Thinkalong resurfaces as a ready tool for critical thinking

Thinkalong critical – A free project from Connecticut Public Radio and Television is being spotlighted again for its classroom-ready approach to media literacy and debate skills for middle school students—built around a three-step evidence-based discussion process.
On a week-by-week schedule. a 2019 post is being republished—not because it’s old. but because its teaching tools still fit today’s classroom reality. The focus this time is a free learning project called Thinkalong. shared with educators who are looking for a structured way to build critical thinking around news and social issues.
Thinkalong is described as a learning tool designed for middle school students to build critical thinking. media literacy and debate skills. The project asks students to put social issues “under a microscope” by evaluating sources. considering multiple sides of an argument. and engaging in respectful dialogue.
The pitch is practical: it’s free, and it includes the resources needed for lessons that promote both media literacy and critical thinking. While it was built for middle school, the post notes it can also be used in high school.
What makes the approach easy to drop into a lesson is the way the project lays out its method.

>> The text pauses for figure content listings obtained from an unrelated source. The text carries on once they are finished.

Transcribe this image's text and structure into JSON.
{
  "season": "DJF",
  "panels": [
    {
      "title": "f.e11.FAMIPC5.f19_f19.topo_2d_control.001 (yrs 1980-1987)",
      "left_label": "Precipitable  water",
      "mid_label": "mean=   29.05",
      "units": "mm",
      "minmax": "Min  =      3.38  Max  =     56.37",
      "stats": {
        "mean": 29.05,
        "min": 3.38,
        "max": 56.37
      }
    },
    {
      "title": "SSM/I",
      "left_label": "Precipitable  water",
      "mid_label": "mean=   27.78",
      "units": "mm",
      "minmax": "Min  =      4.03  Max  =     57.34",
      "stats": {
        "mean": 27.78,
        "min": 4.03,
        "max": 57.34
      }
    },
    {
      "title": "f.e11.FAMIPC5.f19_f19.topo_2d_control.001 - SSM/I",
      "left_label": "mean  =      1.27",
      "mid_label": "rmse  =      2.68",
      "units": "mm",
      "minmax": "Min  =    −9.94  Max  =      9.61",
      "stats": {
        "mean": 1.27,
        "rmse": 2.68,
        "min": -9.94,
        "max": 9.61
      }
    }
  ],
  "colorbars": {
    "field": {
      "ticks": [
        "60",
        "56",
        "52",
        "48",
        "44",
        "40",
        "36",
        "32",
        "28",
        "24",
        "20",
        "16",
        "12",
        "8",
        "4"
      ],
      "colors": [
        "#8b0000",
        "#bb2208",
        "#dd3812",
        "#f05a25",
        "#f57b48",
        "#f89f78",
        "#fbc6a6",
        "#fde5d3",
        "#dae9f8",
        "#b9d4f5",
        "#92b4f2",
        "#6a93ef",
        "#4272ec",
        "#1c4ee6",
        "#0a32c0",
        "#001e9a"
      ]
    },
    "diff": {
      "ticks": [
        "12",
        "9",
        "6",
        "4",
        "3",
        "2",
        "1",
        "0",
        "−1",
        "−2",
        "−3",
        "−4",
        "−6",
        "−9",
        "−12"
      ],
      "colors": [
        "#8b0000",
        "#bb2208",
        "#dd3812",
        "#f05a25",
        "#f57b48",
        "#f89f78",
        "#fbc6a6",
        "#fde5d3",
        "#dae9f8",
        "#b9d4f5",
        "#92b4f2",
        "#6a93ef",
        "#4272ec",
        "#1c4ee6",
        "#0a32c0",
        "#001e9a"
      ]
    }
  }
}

Thinkalong provides a framework for evidence-based discussion using a three-step process: investigate, contemplate, and debate. Students read. watch. and listen to credible news sources. analyze them with a media literacy lens. and debate the question with their peers.
The human appeal here is in the structure—students aren’t asked to argue in the abstract. They’re guided to evaluate sources and weigh more than one side before they speak. That’s the difference between a classroom debate that’s just loud, and one that’s built to be thoughtful.
For educators collecting resources on critical thinking. Thinkalong is positioned as a ready-made option: a free project from Connecticut Public Radio and Television. aimed at evidence-based discussion. media literacy. and debate skills—starting in middle school. but adaptable enough to extend into high school classrooms as well.
Thinkalong critical thinking media literacy debate skills middle school education classroom resources Connecticut Public Radio and Television
So it’s like a debate app for kids? Sounds good I guess, but can they actually argue respectfully lol
I don’t get why they’re “spotlighting again” a 2019 thing… like okay it’s new to me. If it’s free then sure, but who decides what counts as a credible source?
Wait so they make middle schoolers watch news and then debate it? That seems kinda biased already depending on the station or whatever. Also “investigate contemplate debate” sounds like something teachers say when they don’t want kids to just think for themselves.
I saw “media literacy” and figured it was gonna be another thing about not trusting everything, but then it’s actually structured? Weird. Still, I feel like any “respectful dialogue” curriculum turns into the same opinion like one side is always favored. Maybe I’m overthinking it but schools always mess this stuff up.